In what is expected to be the first in a long line of legal challenges, the Regional Bell Operating Companies took the Federal Communications Commission to court today over new rules governing telephone competition. Given that the FCC chief himself last week denounced the rules as “chaotic” and “a litigation bonanza,” a court filing one week later came as no surprise.
The United States Telecom Association, which represents local telephone companies, SBC Communications Inc., BellSouth Corp. and Qwest Communications International Inc., filed their petition in the U.S. Court of Appeals for the District of Columbia Circuit.
The telephone companies charged that the FCC abdicated its responsibility to create a national local telephone policy and instead chose to “punt” decisions to state regulators. Arguing that the new rules violate earlier orders issued by the D.C. Circuit court, the telcos asked for a writ of mandamus to block the rules and give the FCC 45 days to revise them.
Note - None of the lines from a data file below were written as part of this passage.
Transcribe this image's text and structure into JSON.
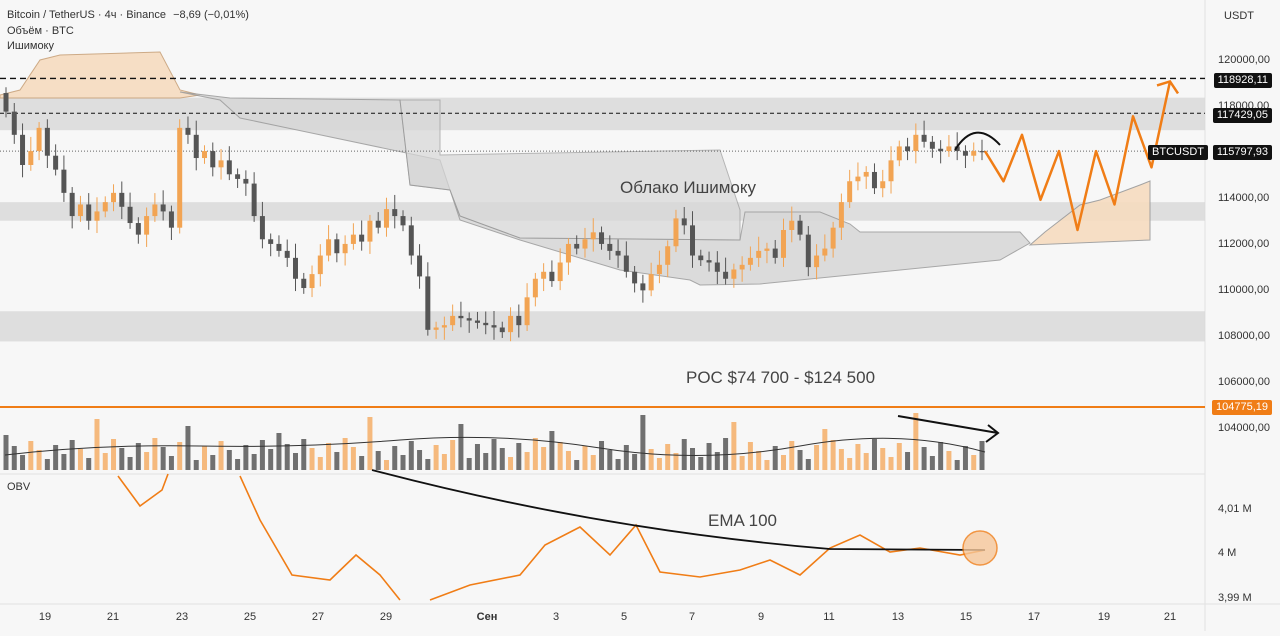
{
  "header": {
    "title_line": "Bitcoin / TetherUS · 4ч · Binance",
    "change": "−8,69 (−0,01%)",
    "volume_label": "Объём · BTC",
    "ichimoku_label": "Ишимоку"
  },
  "currency": "USDT",
  "obv_label": "OBV",
  "colors": {
    "up": "#f2a453",
    "down": "#555555",
    "accent": "#f07d16",
    "cloud_bull": "#f6dcc0",
    "cloud_bear": "#d7d7d7",
    "zone": "#d9d9d9"
  },
  "chart_data": {
    "type": "candlestick",
    "title": "Bitcoin / TetherUS · 4ч · Binance",
    "x_ticks": [
      "19",
      "21",
      "23",
      "25",
      "27",
      "29",
      "Сен",
      "3",
      "5",
      "7",
      "9",
      "11",
      "13",
      "15",
      "17",
      "19",
      "21"
    ],
    "price_axis": {
      "ticks": [
        "120000,00",
        "118000,00",
        "116000,00",
        "114000,00",
        "112000,00",
        "110000,00",
        "108000,00",
        "106000,00",
        "104000,00"
      ],
      "range": [
        103000,
        121500
      ]
    },
    "obv_axis": {
      "ticks": [
        "4,01 M",
        "4 M",
        "3,99 M"
      ]
    },
    "price_levels": [
      {
        "label": "118928,11",
        "value": 118928.11,
        "style": "dashed",
        "color": "#000000"
      },
      {
        "label": "117429,05",
        "value": 117429.05,
        "style": "dashed",
        "color": "#000000"
      },
      {
        "label": "BTCUSDT",
        "value": 115797.93,
        "display": "115797,93",
        "style": "dotted",
        "color": "#000000"
      },
      {
        "label": "104775,19",
        "value": 104775.19,
        "style": "solid",
        "color": "#f07d16"
      }
    ],
    "zones": [
      {
        "from": 116700,
        "to": 118100
      },
      {
        "from": 112800,
        "to": 113600
      },
      {
        "from": 107600,
        "to": 108900
      }
    ],
    "annotations": {
      "cloud": "Облако Ишимоку",
      "poc": "POC $74 700 - $124 500",
      "ema": "EMA 100"
    },
    "candles_close": [
      117500,
      116500,
      115200,
      115800,
      116800,
      115600,
      115000,
      114000,
      113000,
      113500,
      112800,
      113200,
      113600,
      114000,
      113400,
      112700,
      112200,
      113000,
      113500,
      113200,
      112500,
      116800,
      116500,
      115500,
      115800,
      115100,
      115400,
      114800,
      114600,
      114400,
      113000,
      112000,
      111800,
      111500,
      111200,
      110300,
      109900,
      110500,
      111300,
      112000,
      111400,
      111800,
      112200,
      111900,
      112800,
      112500,
      113300,
      113000,
      112600,
      111300,
      110400,
      108100,
      108200,
      108300,
      108700,
      108600,
      108500,
      108400,
      108300,
      108200,
      108000,
      108700,
      108300,
      109500,
      110300,
      110600,
      110200,
      111000,
      111800,
      111600,
      112000,
      112300,
      111800,
      111500,
      111300,
      110600,
      110100,
      109800,
      110500,
      110900,
      111700,
      112900,
      112600,
      111300,
      111100,
      111000,
      110600,
      110300,
      110700,
      110900,
      111200,
      111500,
      111600,
      111200,
      112400,
      112800,
      112200,
      110800,
      111300,
      111600,
      112500,
      113600,
      114500,
      114700,
      114900,
      114200,
      114500,
      115400,
      116000,
      115800,
      116500,
      116200,
      115900,
      115800,
      116000,
      115800,
      115600,
      115800,
      115798
    ],
    "projection_path": [
      [
        115800,
        0
      ],
      [
        114500,
        1
      ],
      [
        116500,
        2
      ],
      [
        113700,
        3
      ],
      [
        115800,
        4
      ],
      [
        112400,
        5
      ],
      [
        115800,
        6
      ],
      [
        113500,
        7
      ],
      [
        117300,
        8
      ],
      [
        115100,
        9
      ],
      [
        118800,
        10
      ]
    ],
    "volume_label": "Объём · BTC",
    "obv_label": "OBV"
  }
}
At the crux of the Bells complaint is the FCCs decision not to eliminate the obligation to lease parts of the local networks to rivals at discounted rates for services to the residential market. The most controversial of the network elements is circuit switching, which the Bells say they are forced to sell below cost. In regulatory circles, switching and other separate parts of the network are known as “unbundled network elements,” and the Bells complain that the FCC has put no limitations on which elements must be leased at a discount.
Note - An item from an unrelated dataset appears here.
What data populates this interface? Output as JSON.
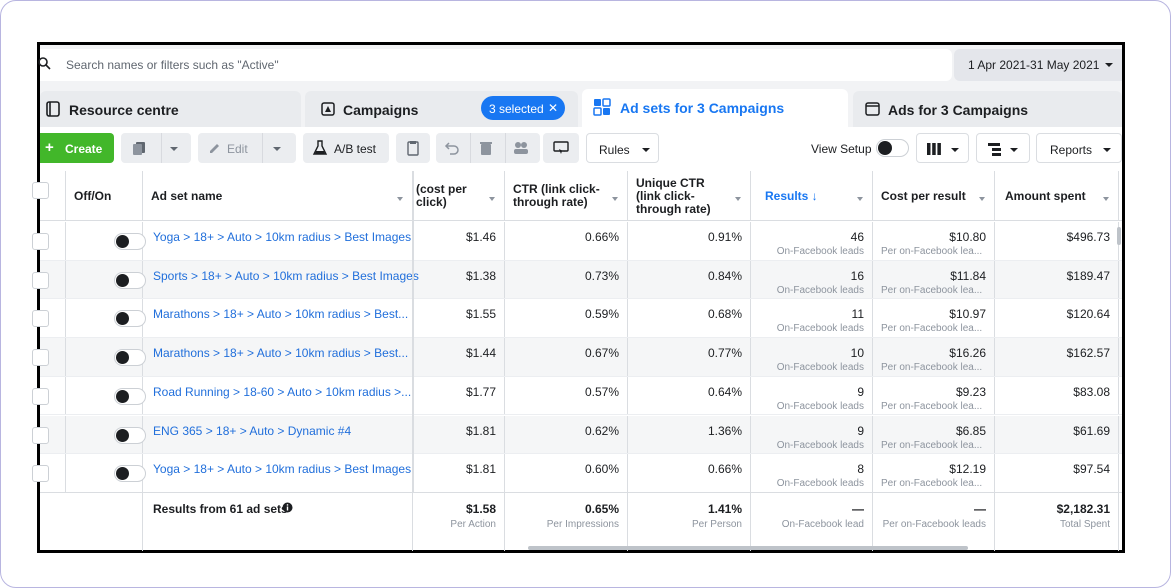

For medium-to-large enterprises, the commission found that the Bells obligation to lease network elements at discounted rates is no longer necessary to promote competition. State regulators have three months to rebut the commissions finding, but if they do not, the Bells would no longer have to offer discounted access to rivals for business customers using DS-1 line capacity.
The Bells petition draws heavily from FCC Chairman Michael Powells own criticism of the commissions order. Powell set the stage for such a petition, stating upon the release of the rules that they “flout” the courts directives.
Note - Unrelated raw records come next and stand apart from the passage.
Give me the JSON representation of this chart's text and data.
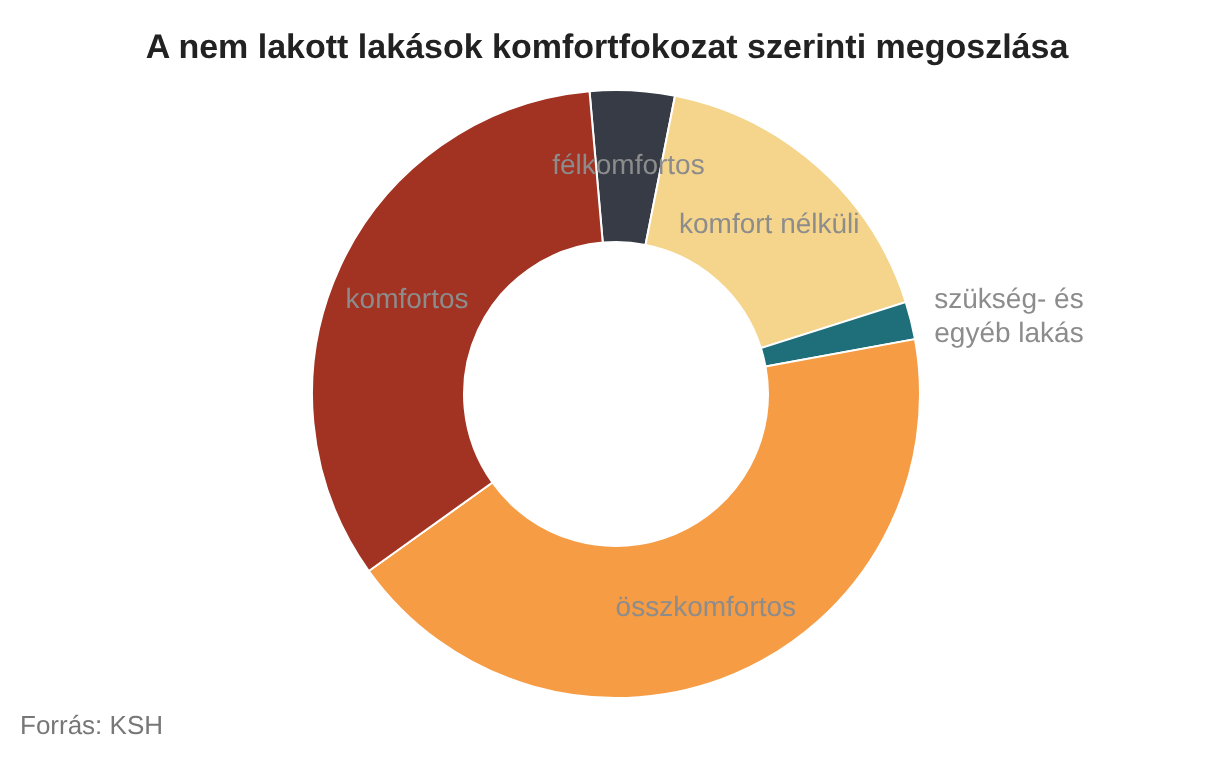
{
  "chart_data": {
    "type": "donut",
    "title": "A nem lakott lakások komfortfokozat szerinti megoszlása",
    "categories": [
      "félkomfortos",
      "komfort nélküli",
      "szükség- és egyéb lakás",
      "összkomfortos",
      "komfortos"
    ],
    "values": [
      4.5,
      17,
      2,
      43,
      33.5
    ],
    "colors": [
      "#363b45",
      "#f5d48b",
      "#1f6f7a",
      "#f59c45",
      "#a23222"
    ],
    "annotations": [
      "Forrás: KSH"
    ]
  }
}
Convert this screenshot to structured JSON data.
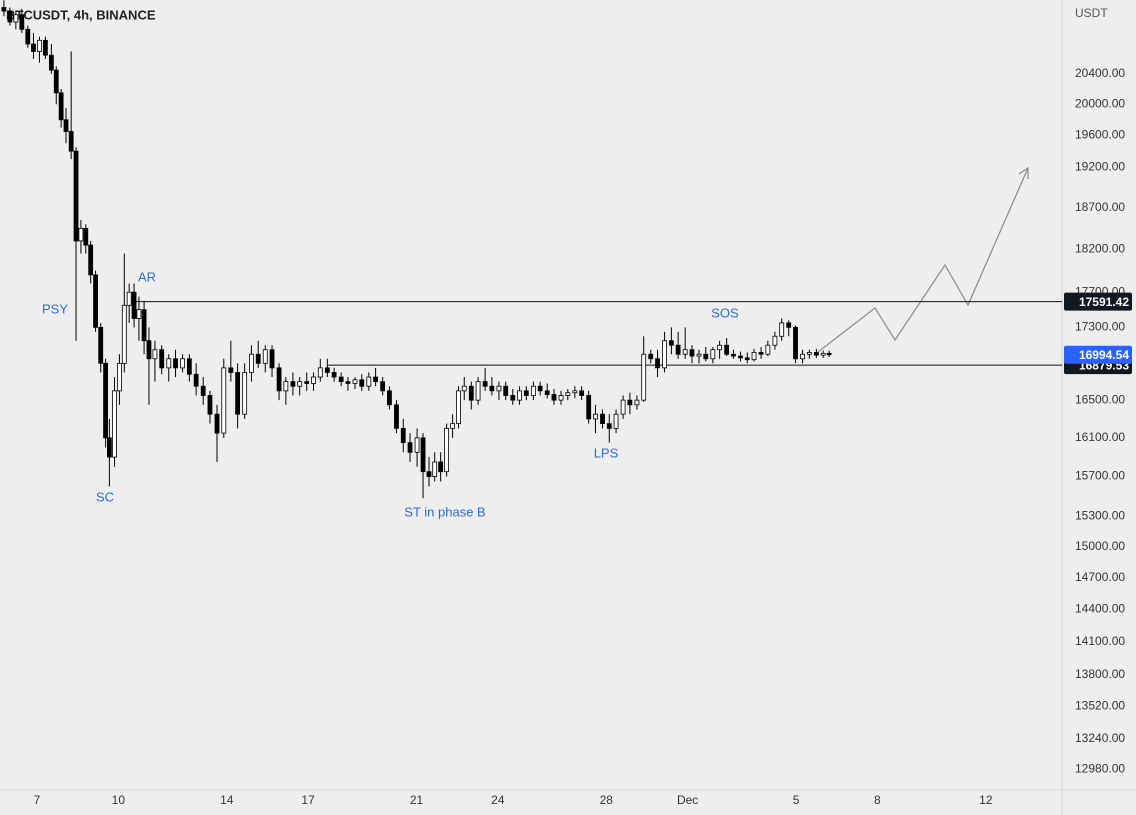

Competitive local exchange carriers, who oppose altogether different sections of the FCCs order, maintain that without the unbundled network element regulations, there would be fewer service providers in the marketplace. Charging that the Bells petition should be summarily rejected, Russell Frisby, president of the Competitive Telecommunications Association in Washington, accused the Bells of seeking a court sympathetic to its view.
“The USTA petition ignores both the facts and the law,” Frisby said. “USTA is simply engaged in a blatant attempt at forum shopping.”
While applauding the commissions refusal to eliminate access to unbundled network elements for residential customers, CLECs take issue with the decision regarding business customers. CLECs and consumer advocates also oppose a separate part of the order that relieves the Bells of network leasing obligations when it comes to new facilities deployed for broadband services.
Asked earlier this week about his own predictions on which parties would seek to overturn the new rules and when, Mark Cooper, director of research at the Consumer Federation of America in Washington, said that numerous initiatives are in the works.
“You can smell the smoke here in Washington from all the brains burning,” Cooper said.